In Washington I was interviewed by the Admiral in charge of all Naval research and two of his aides.
The meeting had gone well for more than an hour when the Admiral apparently detected some hesitancy on my part and told me that it was my patriotic duty to take the position because the United States and the Soviet Union were going to be at war within fifteen years and we had to be well prepared. I was shocked by this statement and by the gleam in his eye as he said it. Without thinking how he and his colleagues would react, I asked, it a war does occur, how will you know whether you predicted it or helped cause it? There was an awkward silence, after which the discussion quickly became more general and less animated and I realized that my naive question had eliminated me as a candidate. I was sorry because I had some interest in the position and I was also worried about Berkner's reaction, though when I explained what had happened he seemed not to mind. In addition, I was more than a little upset by the officer's lust for conflict. I was to learn later, as I continued to work with people in the Navy, that his was not a common attitude.

One lesson I should have learned from this experience but didn't was to keep my opinion of such outlandish statements as the one this officer made to myself. This impulsive trait of mine to challenge things I didn't believe was to get me in trouble on a number of occasions in the future but I think it was my way of understanding things and situations.

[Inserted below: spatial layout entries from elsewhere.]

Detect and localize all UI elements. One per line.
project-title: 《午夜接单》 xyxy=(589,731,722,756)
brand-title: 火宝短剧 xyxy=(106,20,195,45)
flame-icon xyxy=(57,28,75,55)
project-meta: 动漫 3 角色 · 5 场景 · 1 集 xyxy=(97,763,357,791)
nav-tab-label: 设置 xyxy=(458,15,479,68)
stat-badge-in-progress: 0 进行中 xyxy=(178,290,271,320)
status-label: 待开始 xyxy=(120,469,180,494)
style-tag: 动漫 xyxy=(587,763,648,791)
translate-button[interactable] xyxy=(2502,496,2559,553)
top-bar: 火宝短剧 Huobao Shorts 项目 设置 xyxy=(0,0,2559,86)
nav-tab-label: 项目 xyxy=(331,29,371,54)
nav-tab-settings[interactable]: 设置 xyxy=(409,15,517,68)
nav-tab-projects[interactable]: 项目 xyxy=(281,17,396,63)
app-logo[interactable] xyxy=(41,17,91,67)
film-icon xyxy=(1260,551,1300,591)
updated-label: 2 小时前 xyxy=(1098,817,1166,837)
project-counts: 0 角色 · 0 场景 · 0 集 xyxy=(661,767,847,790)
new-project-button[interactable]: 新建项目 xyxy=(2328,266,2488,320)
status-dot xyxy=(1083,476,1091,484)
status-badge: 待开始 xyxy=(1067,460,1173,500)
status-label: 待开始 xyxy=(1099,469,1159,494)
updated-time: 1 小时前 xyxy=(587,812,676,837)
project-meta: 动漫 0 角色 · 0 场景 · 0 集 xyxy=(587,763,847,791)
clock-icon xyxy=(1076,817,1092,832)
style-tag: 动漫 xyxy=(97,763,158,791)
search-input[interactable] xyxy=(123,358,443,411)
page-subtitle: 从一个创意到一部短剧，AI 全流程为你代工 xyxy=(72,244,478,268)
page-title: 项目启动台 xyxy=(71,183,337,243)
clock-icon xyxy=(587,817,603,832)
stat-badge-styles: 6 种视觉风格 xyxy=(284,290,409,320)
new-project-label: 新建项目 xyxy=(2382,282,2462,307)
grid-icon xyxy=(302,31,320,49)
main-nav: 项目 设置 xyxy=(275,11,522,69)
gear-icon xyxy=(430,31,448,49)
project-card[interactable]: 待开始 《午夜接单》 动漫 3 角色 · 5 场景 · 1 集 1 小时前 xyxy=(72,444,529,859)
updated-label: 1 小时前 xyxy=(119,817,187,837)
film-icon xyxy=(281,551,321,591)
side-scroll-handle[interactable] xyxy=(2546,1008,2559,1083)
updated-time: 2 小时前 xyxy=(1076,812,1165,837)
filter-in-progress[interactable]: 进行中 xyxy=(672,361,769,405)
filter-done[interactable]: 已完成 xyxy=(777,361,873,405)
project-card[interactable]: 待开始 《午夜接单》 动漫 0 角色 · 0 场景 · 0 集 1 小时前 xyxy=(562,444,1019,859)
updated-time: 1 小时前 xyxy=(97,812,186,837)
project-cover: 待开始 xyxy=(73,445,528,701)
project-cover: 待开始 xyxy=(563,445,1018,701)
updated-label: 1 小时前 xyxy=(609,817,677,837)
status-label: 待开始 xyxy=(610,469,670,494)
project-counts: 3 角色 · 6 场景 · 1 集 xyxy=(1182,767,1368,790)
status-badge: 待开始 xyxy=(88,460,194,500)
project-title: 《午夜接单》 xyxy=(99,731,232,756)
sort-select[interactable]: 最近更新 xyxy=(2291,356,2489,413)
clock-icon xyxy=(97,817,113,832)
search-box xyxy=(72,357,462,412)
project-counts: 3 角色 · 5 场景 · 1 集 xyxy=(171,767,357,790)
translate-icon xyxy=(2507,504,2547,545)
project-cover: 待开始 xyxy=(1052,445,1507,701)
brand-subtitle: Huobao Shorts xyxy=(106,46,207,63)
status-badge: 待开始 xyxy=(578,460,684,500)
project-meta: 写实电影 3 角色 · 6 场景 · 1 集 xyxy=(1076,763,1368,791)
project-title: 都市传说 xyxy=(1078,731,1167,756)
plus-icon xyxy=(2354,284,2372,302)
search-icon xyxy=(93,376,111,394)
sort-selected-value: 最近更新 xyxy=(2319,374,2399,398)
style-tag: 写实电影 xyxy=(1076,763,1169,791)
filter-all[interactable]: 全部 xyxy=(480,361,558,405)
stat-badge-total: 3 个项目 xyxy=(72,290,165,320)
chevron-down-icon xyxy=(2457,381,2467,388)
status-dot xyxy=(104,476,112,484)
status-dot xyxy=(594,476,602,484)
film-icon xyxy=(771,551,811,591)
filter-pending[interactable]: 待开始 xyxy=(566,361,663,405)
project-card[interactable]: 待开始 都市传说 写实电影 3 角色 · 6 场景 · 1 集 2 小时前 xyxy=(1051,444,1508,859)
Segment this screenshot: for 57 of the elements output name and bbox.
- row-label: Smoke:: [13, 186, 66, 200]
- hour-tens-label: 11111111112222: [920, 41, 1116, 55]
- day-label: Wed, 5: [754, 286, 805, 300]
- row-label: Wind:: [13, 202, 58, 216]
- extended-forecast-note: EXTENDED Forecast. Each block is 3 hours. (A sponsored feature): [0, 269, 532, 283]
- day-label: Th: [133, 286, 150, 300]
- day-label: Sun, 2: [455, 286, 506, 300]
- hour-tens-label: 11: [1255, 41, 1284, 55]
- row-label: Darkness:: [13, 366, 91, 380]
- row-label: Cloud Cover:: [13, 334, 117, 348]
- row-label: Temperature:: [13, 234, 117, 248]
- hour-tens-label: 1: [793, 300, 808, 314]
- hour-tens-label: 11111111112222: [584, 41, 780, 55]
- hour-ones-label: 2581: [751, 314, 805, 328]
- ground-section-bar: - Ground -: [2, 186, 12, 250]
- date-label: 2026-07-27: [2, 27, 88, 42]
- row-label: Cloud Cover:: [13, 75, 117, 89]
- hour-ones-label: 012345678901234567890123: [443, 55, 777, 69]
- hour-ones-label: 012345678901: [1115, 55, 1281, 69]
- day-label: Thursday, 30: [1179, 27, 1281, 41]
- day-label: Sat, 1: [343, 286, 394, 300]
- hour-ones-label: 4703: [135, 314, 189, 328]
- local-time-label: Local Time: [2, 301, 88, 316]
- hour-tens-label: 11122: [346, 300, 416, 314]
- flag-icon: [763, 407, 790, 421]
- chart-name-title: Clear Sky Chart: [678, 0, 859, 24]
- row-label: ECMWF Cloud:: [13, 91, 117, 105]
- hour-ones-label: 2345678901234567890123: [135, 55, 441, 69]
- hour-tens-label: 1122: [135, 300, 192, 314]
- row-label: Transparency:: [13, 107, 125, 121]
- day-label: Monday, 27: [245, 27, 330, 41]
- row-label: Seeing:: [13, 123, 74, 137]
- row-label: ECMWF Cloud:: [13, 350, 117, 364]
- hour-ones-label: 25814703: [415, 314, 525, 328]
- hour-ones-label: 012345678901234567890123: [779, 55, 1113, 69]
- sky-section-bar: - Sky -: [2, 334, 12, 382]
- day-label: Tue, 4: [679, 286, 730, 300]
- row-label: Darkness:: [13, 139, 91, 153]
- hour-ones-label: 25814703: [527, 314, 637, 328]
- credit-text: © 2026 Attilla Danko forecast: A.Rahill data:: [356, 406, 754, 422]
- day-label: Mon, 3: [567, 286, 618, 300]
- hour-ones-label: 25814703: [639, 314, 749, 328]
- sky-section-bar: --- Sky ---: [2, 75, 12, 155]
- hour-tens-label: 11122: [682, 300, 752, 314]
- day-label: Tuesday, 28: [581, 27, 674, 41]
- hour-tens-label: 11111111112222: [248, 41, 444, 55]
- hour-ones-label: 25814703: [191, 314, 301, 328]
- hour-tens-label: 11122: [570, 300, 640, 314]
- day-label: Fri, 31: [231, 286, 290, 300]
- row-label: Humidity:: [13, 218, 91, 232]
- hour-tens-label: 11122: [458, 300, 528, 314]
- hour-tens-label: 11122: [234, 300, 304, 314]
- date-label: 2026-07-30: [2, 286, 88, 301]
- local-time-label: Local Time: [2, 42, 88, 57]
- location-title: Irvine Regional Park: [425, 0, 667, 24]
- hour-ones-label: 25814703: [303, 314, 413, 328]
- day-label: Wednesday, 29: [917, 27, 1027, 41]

In fact, sometimes I simply talked too much, interrupting a speaker when I was impatient to make a point. My wife and my friends so often told me about this that I would be conscious of my breach of proper behavior while I was doing it. As I aged I learned to be a better listener but I never learned subtle means of correcting what I believed was a wrong statement if it could lead to a wrong conclusion and I never learned to just say nothing in such a circumstance.